1918 ~ 2019
After 101 years of "a life well lived" Don died August 22, 2019. He was born in a three-room "little black house" in Windsor, Missouri, to Samuel Finis and Edith Mahaney Moore. His siblings, John, Naomi (Simonson), David, and William all predeceased him.
Don's Aunt Fanny Mahaney was the first to move to Utah, and Don's family soon followed when he was a toddler. His youth was filled with hard work selling chickens and eggs and delivering newspapers. He paid his way through the U. Of Utah working as a night orderly at the Salt Lake County hospital where he proudly remembered showing each class of new interns how things were done. He probably got that job, and certainly got his interest in medicine from his Aunt Louella Mahaney, director of nursing at that hospital. Bike racing gave Don fun and excitement as a teenager, on routes from Liberty Park to Magna or Holladay and back.
On the streetcar riding to University classes, Don noticed a particular woman with shapely legs by the name of Barbara Bishop. They met in histology class, went on a first date in Memory Grove, and eventually married September 6, 1941. They enjoyed 74 years of a happy marriage. Don may have been the last living graduate of the U. Medical school when it was limited to two years. He moved to Washington University in St. Louis to finish, where he lived with his beloved Uncle, Joseph T. Mahaney. A favorite instructor there was Dr. Ernest Sachs, a neurosurgeon. He arranged a job for Don at Scullen Steel Mills where he became 3rd helper on an open hearth furnace.
In WWll Don became an Army company commander, with the rank of captain. He served in Germany and the Philippines, and was awarded the Bronze Star. Later in life, one of his great pleasures was a series of 19 annual reunions with the men of his medical detachment of the 86th infantry. Thanks to Harry Truman's decision to end the war with 2 atom bombs, the 86th was spared a planned invasion up the Tokyo plain.
Back home after the war, Don finished Internal Medicine residency under Dr. Max Wintrobe, who then asked Don to train to become a professor of neurology. But instead, he took his young family to Ogden, where he was a highly respected Internist for 44 years. There Don and Barbara reared their six children, successfully guiding them through the crazy 60's. They were very proud that each earned a college degree, and also that their kids always got along well with each other.

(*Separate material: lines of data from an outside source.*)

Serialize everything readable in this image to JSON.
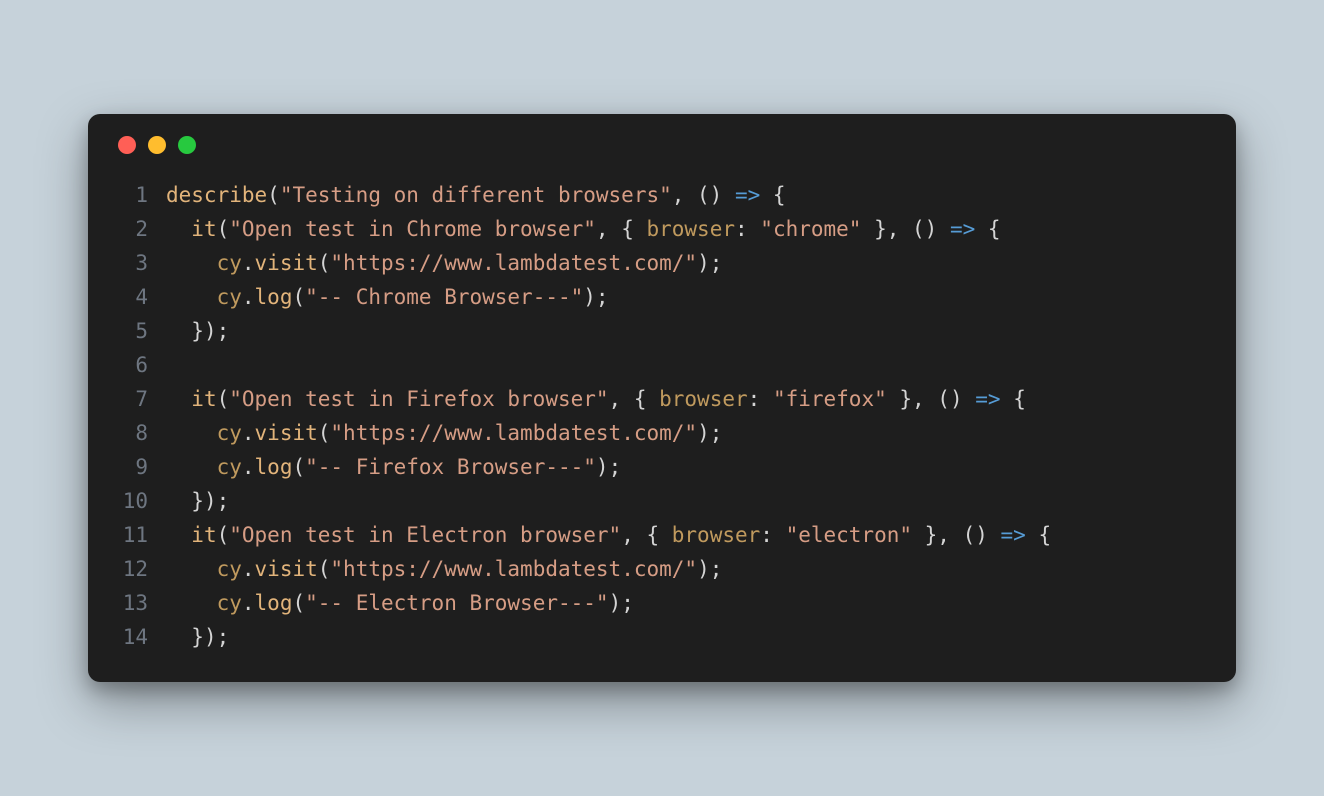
{
  "colors": {
    "background": "#c6d2da",
    "editor_bg": "#1e1e1e",
    "red": "#ff5f56",
    "yellow": "#ffbd2e",
    "green": "#27c93f",
    "lineno": "#6e7681",
    "default": "#d4d4d4",
    "func": "#e2b47b",
    "string": "#d69d85",
    "arrow": "#569cd6"
  },
  "traffic_lights": [
    "close",
    "minimize",
    "zoom"
  ],
  "code": {
    "lines": [
      {
        "n": "1",
        "indent": "",
        "tokens": [
          {
            "t": "func",
            "v": "describe"
          },
          {
            "t": "default",
            "v": "("
          },
          {
            "t": "str",
            "v": "\"Testing on different browsers\""
          },
          {
            "t": "default",
            "v": ", () "
          },
          {
            "t": "arrow",
            "v": "=>"
          },
          {
            "t": "default",
            "v": " {"
          }
        ]
      },
      {
        "n": "2",
        "indent": "  ",
        "tokens": [
          {
            "t": "func",
            "v": "it"
          },
          {
            "t": "default",
            "v": "("
          },
          {
            "t": "str",
            "v": "\"Open test in Chrome browser\""
          },
          {
            "t": "default",
            "v": ", { "
          },
          {
            "t": "key",
            "v": "browser"
          },
          {
            "t": "default",
            "v": ": "
          },
          {
            "t": "str",
            "v": "\"chrome\""
          },
          {
            "t": "default",
            "v": " }, () "
          },
          {
            "t": "arrow",
            "v": "=>"
          },
          {
            "t": "default",
            "v": " {"
          }
        ]
      },
      {
        "n": "3",
        "indent": "    ",
        "tokens": [
          {
            "t": "obj",
            "v": "cy"
          },
          {
            "t": "default",
            "v": "."
          },
          {
            "t": "func",
            "v": "visit"
          },
          {
            "t": "default",
            "v": "("
          },
          {
            "t": "str",
            "v": "\"https://www.lambdatest.com/\""
          },
          {
            "t": "default",
            "v": ");"
          }
        ]
      },
      {
        "n": "4",
        "indent": "    ",
        "tokens": [
          {
            "t": "obj",
            "v": "cy"
          },
          {
            "t": "default",
            "v": "."
          },
          {
            "t": "func",
            "v": "log"
          },
          {
            "t": "default",
            "v": "("
          },
          {
            "t": "str",
            "v": "\"-- Chrome Browser---\""
          },
          {
            "t": "default",
            "v": ");"
          }
        ]
      },
      {
        "n": "5",
        "indent": "  ",
        "tokens": [
          {
            "t": "default",
            "v": "});"
          }
        ]
      },
      {
        "n": "6",
        "indent": "",
        "tokens": []
      },
      {
        "n": "7",
        "indent": "  ",
        "tokens": [
          {
            "t": "func",
            "v": "it"
          },
          {
            "t": "default",
            "v": "("
          },
          {
            "t": "str",
            "v": "\"Open test in Firefox browser\""
          },
          {
            "t": "default",
            "v": ", { "
          },
          {
            "t": "key",
            "v": "browser"
          },
          {
            "t": "default",
            "v": ": "
          },
          {
            "t": "str",
            "v": "\"firefox\""
          },
          {
            "t": "default",
            "v": " }, () "
          },
          {
            "t": "arrow",
            "v": "=>"
          },
          {
            "t": "default",
            "v": " {"
          }
        ]
      },
      {
        "n": "8",
        "indent": "    ",
        "tokens": [
          {
            "t": "obj",
            "v": "cy"
          },
          {
            "t": "default",
            "v": "."
          },
          {
            "t": "func",
            "v": "visit"
          },
          {
            "t": "default",
            "v": "("
          },
          {
            "t": "str",
            "v": "\"https://www.lambdatest.com/\""
          },
          {
            "t": "default",
            "v": ");"
          }
        ]
      },
      {
        "n": "9",
        "indent": "    ",
        "tokens": [
          {
            "t": "obj",
            "v": "cy"
          },
          {
            "t": "default",
            "v": "."
          },
          {
            "t": "func",
            "v": "log"
          },
          {
            "t": "default",
            "v": "("
          },
          {
            "t": "str",
            "v": "\"-- Firefox Browser---\""
          },
          {
            "t": "default",
            "v": ");"
          }
        ]
      },
      {
        "n": "10",
        "indent": "  ",
        "tokens": [
          {
            "t": "default",
            "v": "});"
          }
        ]
      },
      {
        "n": "11",
        "indent": "  ",
        "tokens": [
          {
            "t": "func",
            "v": "it"
          },
          {
            "t": "default",
            "v": "("
          },
          {
            "t": "str",
            "v": "\"Open test in Electron browser\""
          },
          {
            "t": "default",
            "v": ", { "
          },
          {
            "t": "key",
            "v": "browser"
          },
          {
            "t": "default",
            "v": ": "
          },
          {
            "t": "str",
            "v": "\"electron\""
          },
          {
            "t": "default",
            "v": " }, () "
          },
          {
            "t": "arrow",
            "v": "=>"
          },
          {
            "t": "default",
            "v": " {"
          }
        ]
      },
      {
        "n": "12",
        "indent": "    ",
        "tokens": [
          {
            "t": "obj",
            "v": "cy"
          },
          {
            "t": "default",
            "v": "."
          },
          {
            "t": "func",
            "v": "visit"
          },
          {
            "t": "default",
            "v": "("
          },
          {
            "t": "str",
            "v": "\"https://www.lambdatest.com/\""
          },
          {
            "t": "default",
            "v": ");"
          }
        ]
      },
      {
        "n": "13",
        "indent": "    ",
        "tokens": [
          {
            "t": "obj",
            "v": "cy"
          },
          {
            "t": "default",
            "v": "."
          },
          {
            "t": "func",
            "v": "log"
          },
          {
            "t": "default",
            "v": "("
          },
          {
            "t": "str",
            "v": "\"-- Electron Browser---\""
          },
          {
            "t": "default",
            "v": ");"
          }
        ]
      },
      {
        "n": "14",
        "indent": "  ",
        "tokens": [
          {
            "t": "default",
            "v": "});"
          }
        ]
      }
    ]
  }
}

In retirement, Don loved being a docent at the John M. Browning Firearms Museum in Ogden. Later, in their nineties, he and Barbara moved to Sunrise Senior Living in Holladay, where she died in 2015. Don is survived by his children Carolyn (Robert Hunter), David (Sheila Hayes), Kathryn (David Earl), Robert (Happy Scanlon), Marianne (David Shupe), and Paul (Sandra Nygard). His 16 grandchildren and 21 great- grandchildren brought him great joy.
Throughout life Don intended to donate his body to the U. medical School, so we of course acceded to his wishes. One of Don's lifetime goals was to always be a "useful citizen," and that was what he appreciated in others. People who knew him also appreciated 3 other qualities: his humor, his humility, and a kind of saintly quality that he shared with his mother and siblings. In 101 years he made no enemies. Don sometimes gave advice, such as "if you love your job, don't retire" and "don't live to be 101 years old." His watchwords were duty, work, family, and golf. One thing he held somewhat against his children and son-in-law were their 4 holes in one against nary a one for Don or Barbara. We will all miss him greatly. But for now, we ask you to join us as we "make way for the fallen soldier."